Bundesaußenminister Heiko Maas (SPD) warnte vor Versuchen zur Destabilisierung des Iran. "Jeder, der sich einen Regime Change erhofft, darf nicht vergessen, dass, was immer auch folgt, uns viel größere Probleme bereiten könnte", sagte Maas der "Passauer Neuen Presse". "Chaos im Iran - so wie wir das in Irak oder in Libyen erlebt haben - würde eine ohnehin schon unruhige Region noch mehr destabilisieren", warnte Maas.

Offiziell will die US-Regierung den Iran mit den Sanktionen nur zwingen, sein Verhalten zu ändern.

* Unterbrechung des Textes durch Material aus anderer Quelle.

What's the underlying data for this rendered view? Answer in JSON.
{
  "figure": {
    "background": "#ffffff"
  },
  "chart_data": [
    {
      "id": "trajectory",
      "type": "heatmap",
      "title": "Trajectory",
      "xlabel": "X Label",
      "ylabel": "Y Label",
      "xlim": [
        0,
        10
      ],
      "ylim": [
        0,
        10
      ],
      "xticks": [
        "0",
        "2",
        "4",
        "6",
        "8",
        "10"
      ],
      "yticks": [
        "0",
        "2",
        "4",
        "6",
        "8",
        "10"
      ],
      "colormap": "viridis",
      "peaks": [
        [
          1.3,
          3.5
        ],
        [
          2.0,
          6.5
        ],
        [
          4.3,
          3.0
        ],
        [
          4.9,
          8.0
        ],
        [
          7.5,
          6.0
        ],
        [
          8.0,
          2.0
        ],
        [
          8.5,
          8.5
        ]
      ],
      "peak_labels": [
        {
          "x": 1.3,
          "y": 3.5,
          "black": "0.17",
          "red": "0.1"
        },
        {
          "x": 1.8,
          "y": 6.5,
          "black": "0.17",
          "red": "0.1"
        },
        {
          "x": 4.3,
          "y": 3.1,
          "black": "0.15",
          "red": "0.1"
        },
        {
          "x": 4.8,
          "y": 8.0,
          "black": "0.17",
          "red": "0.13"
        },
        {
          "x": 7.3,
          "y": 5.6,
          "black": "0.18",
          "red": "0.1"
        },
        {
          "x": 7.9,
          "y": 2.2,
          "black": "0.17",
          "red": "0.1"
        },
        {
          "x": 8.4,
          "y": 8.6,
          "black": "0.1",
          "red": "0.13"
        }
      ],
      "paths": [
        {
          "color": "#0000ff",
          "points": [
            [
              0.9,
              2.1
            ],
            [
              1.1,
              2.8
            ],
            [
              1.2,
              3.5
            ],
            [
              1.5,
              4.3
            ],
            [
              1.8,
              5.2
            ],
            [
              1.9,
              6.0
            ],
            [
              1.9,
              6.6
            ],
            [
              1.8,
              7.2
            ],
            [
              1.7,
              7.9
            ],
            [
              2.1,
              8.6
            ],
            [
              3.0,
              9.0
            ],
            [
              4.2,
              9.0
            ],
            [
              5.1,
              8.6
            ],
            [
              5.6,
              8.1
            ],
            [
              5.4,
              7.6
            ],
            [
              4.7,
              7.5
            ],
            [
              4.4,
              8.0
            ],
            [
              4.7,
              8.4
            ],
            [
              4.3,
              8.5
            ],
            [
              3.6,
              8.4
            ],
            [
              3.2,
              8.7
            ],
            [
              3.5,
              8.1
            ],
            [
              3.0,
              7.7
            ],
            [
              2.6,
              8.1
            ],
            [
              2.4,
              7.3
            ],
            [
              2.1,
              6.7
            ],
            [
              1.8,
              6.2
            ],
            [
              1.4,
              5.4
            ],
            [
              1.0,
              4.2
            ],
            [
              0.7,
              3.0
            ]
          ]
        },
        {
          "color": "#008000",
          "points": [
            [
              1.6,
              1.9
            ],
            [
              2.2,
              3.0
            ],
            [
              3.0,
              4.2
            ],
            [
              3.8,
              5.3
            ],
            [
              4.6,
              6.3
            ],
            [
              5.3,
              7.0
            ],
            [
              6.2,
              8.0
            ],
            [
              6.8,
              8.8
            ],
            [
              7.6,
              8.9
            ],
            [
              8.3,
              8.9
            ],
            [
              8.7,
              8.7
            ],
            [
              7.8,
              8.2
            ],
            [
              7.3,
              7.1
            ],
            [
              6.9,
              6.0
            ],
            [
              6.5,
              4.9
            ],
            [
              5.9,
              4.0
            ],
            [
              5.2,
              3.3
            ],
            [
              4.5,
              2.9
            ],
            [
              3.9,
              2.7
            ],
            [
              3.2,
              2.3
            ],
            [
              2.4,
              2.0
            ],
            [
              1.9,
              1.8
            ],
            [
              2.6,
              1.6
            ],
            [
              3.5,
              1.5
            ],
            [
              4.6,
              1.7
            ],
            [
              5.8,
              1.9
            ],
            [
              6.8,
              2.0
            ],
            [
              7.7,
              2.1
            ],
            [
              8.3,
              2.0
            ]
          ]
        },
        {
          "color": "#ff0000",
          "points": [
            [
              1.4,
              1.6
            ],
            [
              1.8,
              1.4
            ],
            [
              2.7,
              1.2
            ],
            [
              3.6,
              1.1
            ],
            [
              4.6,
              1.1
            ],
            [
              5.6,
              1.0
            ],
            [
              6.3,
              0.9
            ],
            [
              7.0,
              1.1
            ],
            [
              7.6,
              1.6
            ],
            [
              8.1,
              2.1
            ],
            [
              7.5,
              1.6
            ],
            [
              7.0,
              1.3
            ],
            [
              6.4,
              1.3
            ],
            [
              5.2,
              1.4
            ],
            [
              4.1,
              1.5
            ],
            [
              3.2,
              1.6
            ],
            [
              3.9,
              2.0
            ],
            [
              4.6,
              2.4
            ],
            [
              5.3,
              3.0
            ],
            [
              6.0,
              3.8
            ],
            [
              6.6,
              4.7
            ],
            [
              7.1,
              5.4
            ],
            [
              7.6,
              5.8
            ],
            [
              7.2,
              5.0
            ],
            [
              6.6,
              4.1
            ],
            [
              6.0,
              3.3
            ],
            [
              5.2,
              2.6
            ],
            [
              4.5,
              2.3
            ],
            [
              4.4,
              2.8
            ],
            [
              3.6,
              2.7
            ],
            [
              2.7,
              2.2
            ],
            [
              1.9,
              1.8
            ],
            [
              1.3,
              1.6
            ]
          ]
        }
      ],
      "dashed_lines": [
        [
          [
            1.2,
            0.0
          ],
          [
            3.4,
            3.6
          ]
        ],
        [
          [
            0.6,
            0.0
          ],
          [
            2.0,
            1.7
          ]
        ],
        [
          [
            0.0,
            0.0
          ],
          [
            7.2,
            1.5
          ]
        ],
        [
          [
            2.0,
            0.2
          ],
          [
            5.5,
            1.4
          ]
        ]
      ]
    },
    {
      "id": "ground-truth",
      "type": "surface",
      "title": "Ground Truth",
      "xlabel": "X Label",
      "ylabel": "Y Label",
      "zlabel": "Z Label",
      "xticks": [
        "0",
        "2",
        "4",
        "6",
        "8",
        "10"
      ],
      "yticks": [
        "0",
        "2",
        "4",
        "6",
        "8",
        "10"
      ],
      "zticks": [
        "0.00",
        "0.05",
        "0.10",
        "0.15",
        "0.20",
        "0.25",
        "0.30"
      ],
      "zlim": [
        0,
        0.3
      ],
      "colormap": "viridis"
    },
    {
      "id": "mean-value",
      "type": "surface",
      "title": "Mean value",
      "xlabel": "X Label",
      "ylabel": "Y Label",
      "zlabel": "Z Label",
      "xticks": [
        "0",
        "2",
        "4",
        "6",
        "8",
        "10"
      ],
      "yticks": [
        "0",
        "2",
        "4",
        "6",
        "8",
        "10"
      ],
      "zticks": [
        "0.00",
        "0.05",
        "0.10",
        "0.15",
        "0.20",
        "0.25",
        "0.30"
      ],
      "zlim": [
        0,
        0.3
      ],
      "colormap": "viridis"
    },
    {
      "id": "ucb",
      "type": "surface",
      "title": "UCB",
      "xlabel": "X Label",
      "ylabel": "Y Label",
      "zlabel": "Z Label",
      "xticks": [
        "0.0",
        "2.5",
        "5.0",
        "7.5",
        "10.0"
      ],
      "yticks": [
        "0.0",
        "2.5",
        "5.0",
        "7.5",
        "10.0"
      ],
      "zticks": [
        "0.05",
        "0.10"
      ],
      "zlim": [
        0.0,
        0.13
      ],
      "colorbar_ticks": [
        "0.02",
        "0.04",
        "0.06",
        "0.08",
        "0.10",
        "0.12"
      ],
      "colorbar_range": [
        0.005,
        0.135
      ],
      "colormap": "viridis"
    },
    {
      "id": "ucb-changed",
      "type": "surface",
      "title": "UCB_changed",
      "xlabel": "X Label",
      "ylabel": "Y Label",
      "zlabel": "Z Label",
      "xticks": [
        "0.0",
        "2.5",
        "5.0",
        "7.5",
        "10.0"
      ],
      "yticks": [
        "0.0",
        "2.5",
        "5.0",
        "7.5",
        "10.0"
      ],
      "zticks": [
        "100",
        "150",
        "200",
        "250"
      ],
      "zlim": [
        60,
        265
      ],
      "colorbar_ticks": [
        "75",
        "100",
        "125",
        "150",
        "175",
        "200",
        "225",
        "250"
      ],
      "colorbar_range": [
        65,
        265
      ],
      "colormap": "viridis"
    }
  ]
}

US-Regierungspolitiker haben jedoch angedeutet, dass das eigentliche Ziel ein Führungswechsel im Iran ist. Maas sagte, Deutschland halte den Ausstieg der USA aus dem Atomabkommen für einen Fehler, "weil es auch unseren Sicherheitsinteressen dient, indem es in der Region Sicherheit schafft und Transparenz herstellt".

Die EU ist entschlossen, den Handel mit dem Iran fortzuführen und europäische Unternehmen vor den US-Sanktionen zu schützen. Der CDU-Außenpolitiker Elmar Brok sieht aber nur begrenzte Möglichkeiten für die EU. "Die Vereinigten Staaten können mit einer extraterritorialen Handelspolitik erzwingen, was sie möchten, wenn das Unternehmen entsprechende Wirtschaftsinteressen in den USA hat", sagte Brok SWR Aktuell.

Trump hat gewarnt, dass wer mit dem Iran Geschäfte mache, keine Geschäfte mit den USA machen könne. Am Ende entscheide die Größe des Marktes, sagte Brok nun. "Das bedeutet, dass wir dadurch wirtschaftlich eine Politik stützen, die im Mittleren Osten auf Konfrontation aus ist und nicht auf Lösung von Problemen", kritisierte er. Trump breche internationales Recht und verhindere, "auf friedvolle Weise" den Iran am Bau von Atomwaffen zu hindern.

Der Iran-Experte Ali Vaez von der International Crisis Group nannte den Ausstieg der USA aus dem Atomabkommen und die neuen Sanktionen "einen der größten Fehler der amerikanischen Außenpolitik seit dem Irakkrieg" 2003. Sollte der Iran nun sein Atomprogramm wieder ausweiten, könnten die USA, Israel und Saudi-Arabien sich für einen Militärangriff entscheiden und damit "das einzige stabile Land in der Region" destabilisieren.